ASX est prêt à tomber alors que Wall Street s'effondre sur l'escalade des tensions américano-chinoises

Un porte-parole de la China Film Administration a déclaré qu'il était «inévitable» que le public chinois trouve des films américains moins acceptables étant donné la «mauvaise décision des États-Unis pour mettre en œuvre des tarifs sur la Chine».

C'était après que Trump et son secrétaire au Trésor, Scott Bessent, aient envoyé un message clair à d'autres pays après avoir annoncé leur tarif: « Ne ripostez pas, et vous serez récompensé. »

L'Union européenne a déclaré jeudi qu'elle susciterait ses mesures de représailles commerciales en suspens pendant 90 jours et laisserait de la place à une solution négociée.

Tout cela montre pourquoi beaucoup de Wall Street se préparent à plus de balançoires pour frapper les marchés, après que le S&P 500 à un moment donné soit presque tombé dans un «marché d'ours» en clôturant presque 20% en dessous de son record. Souvent, les mouvements de la fouet sont venus non seulement au jour le jour mais aussi à une heure à l'heure. Le S&P 500 reste toujours en dessous de ce qu'il était lorsque Trump a annoncé son vaste ensemble de tarifs la semaine dernière le «Day de la libération».

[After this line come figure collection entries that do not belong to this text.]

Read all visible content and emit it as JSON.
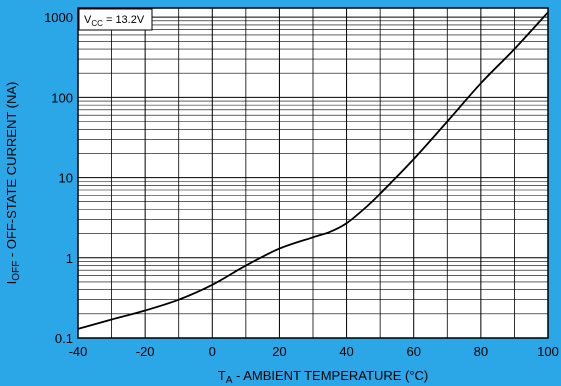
{
  "chart_data": {
    "type": "line",
    "xlabel_main": "T",
    "xlabel_sub": "A",
    "xlabel_rest": " - AMBIENT TEMPERATURE (°C)",
    "ylabel_main": "I",
    "ylabel_sub": "OFF",
    "ylabel_rest": " - OFF-STATE CURRENT (NA)",
    "xlim": [
      -40,
      100
    ],
    "ylim": [
      0.1,
      1300
    ],
    "y_scale": "log",
    "grid": true,
    "x_ticks": [
      "-40",
      "-20",
      "0",
      "20",
      "40",
      "60",
      "80",
      "100"
    ],
    "x_tick_values": [
      -40,
      -20,
      0,
      20,
      40,
      60,
      80,
      100
    ],
    "y_ticks": [
      "0.1",
      "1",
      "10",
      "100",
      "1000"
    ],
    "y_tick_values": [
      0.1,
      1,
      10,
      100,
      1000
    ],
    "annotation": {
      "prefix": "V",
      "sub": "CC",
      "rest": " = 13.2V"
    },
    "series": [
      {
        "x": [
          -40,
          -30,
          -20,
          -10,
          0,
          10,
          20,
          30,
          35,
          40,
          45,
          50,
          60,
          70,
          80,
          90,
          100
        ],
        "y": [
          0.13,
          0.17,
          0.22,
          0.3,
          0.46,
          0.8,
          1.3,
          1.8,
          2.1,
          2.7,
          4.0,
          6.3,
          17,
          50,
          150,
          400,
          1150
        ]
      }
    ],
    "colors": {
      "background": "#2ba6e6",
      "plot_area": "#ffffff",
      "line": "#000000"
    }
  }
}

Un signal encourageant provenait du marché obligataire, où le stress avait semblé s'assurer.

Le marché obligataire a historiquement joué le rôle de l'exécuteur contre les politiciens et les politiques économiques qu'elle jugeait imprudent. Cela a aidé à renverser la ferme Liz du Royaume-Uni en 2022, par exemple, dont les 49 jours ont fait de son premier ministre le plus court de Grande-Bretagne. James Carville, conseiller de l'ancien président américain, Bill Clinton, a également déclaré qu'il aimerait être réincarné en tant que marché obligataire en raison de la quantité de pouvoir qu'elle exerce.

Plus tôt cette semaine, de grands sauts pour les rendements du Trésor américains avaient secoué le marché, à tel point que Trump a dit qu'il avait regardé comment les investisseurs «devenaient un peu nul».

Plusieurs raisons auraient pu être derrière la hausse nette et soudaine des rendements. Les fonds spéculatifs ont peut-être vendu des obligations de trésorerie afin de collecter des fonds, et les investisseurs en dehors des États-Unis peuvent déverser leurs investissements américains en raison de la guerre commerciale. Quelles que soient les raisons qui l'entment, les rendements plus élevés augmentent la pression sur le marché boursier et poussent les taux plus élevés pour les hypothèques et autres prêts pour les ménages et les entreprises américaines.

Mais le rendement du Trésor à 10 ans s'est calmé après le demi-tour de Trump sur les tarifs, et il est revenu à 4,30% peu de temps après la libération de jeudi matin d'un rapport meilleur que prévu sur l'inflation aux États-Unis. C'est après avoir atteint près de 4,50% mercredi matin, contre seulement 4,01% à la fin de la semaine dernière.

Mais le rendement a recommencé à grimper à mesure que jeudi progressait, atteignant 4,35%.

Sur les marchés boursiers à l'étranger, les indices se sont rassemblés à travers l'Europe et l'Asie dans leurs premières chances de négocier après la pause de Trump. Le Nikkei 225 du Japon a bondi de 9,1%, le Kospi de la Corée du Sud a sauté 6,6% et la DAX allemande a retourné 4,5%.